Based on her two decades of research into bullying, Swearer said the key to helping children move beyond being a victim is to empower them.

“You need to help the child experience a positive sense of self,” Swearer said. “You want them to experience having the power to act — be that you empowering the child to stand up to the bully or working with others adults, teachers or administrators to give the child resources to get help when needed.”

Ultimately, parents should develop trust with their children and establish lines of communication with teachers, school administrator and other adult guardians.

“If you have healthy relationships with adult caregivers, it makes it easier to work together when a conflict arises,” Swearer said. “As a parent, it’s also important to create a healthy communication environment with your children. Without that, they won’t feel comfortable talking about what is happening in their lives.”

Parents can foster conversations with their children by creating opportunities for being together — be that cooking, watching television or just being in the same room. And, parents must remember to keep their reactions level during any conversation.

“Kids are more likely to talk about what is going on in their lives when you are just hanging out in the same room,” Swearer said. “Feel free to use generic conversation starters, but don’t immediately start questioning your children.”

If children won’t open up, parents can help by remaining observant, watching for changes in behavior or mood. Students who are being bullied often actively work to avoid the location or people involved. They can also become depressed, anxious, withdraw from activities or even fake illness to avoid an encounter.

Swearer recommended three bullying resources for parents and children:

  • Stopbullying.gov, which is a blog written primarily for parents. The site includes multiple articles by Swearer.

  • Pacer.org, a site dedicated to providing resources for parents of children with disabilities.

  • Empowerment Initiative, a University of Nebraska–Lincoln resource that features information and resources designed to foster positive, accepting communities free from bullying and other negative behaviors.

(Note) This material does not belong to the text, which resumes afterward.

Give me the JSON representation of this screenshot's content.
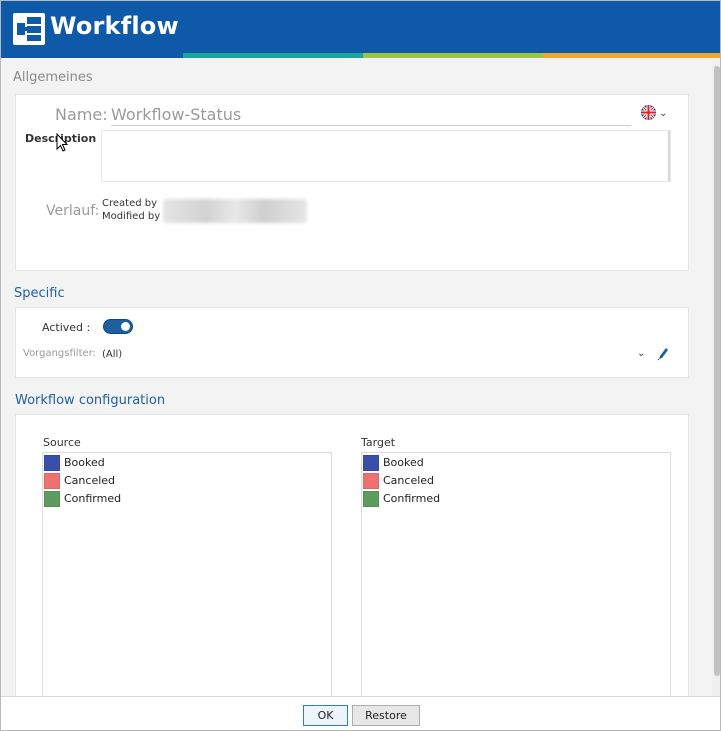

Swearer has spent the last two decades researching the motivations behind bullying, developing ways to change the behavior and outlining effective strategies for children who are bullied. She leads the research advisory board of Born This Way Foundation, a non-profit founded in 2012 by Lady Gaga and her mother, Cynthia Germanotta, to support the wellness and empowerment of young people. Her expertise has also been called upon by the White House and she's consulted with Facebook on anti-bullying measures.

Swearer’s most recent research is delving into ways to increase kindness, bravery and social acceptance as a way to eliminate bullying and similar behaviors.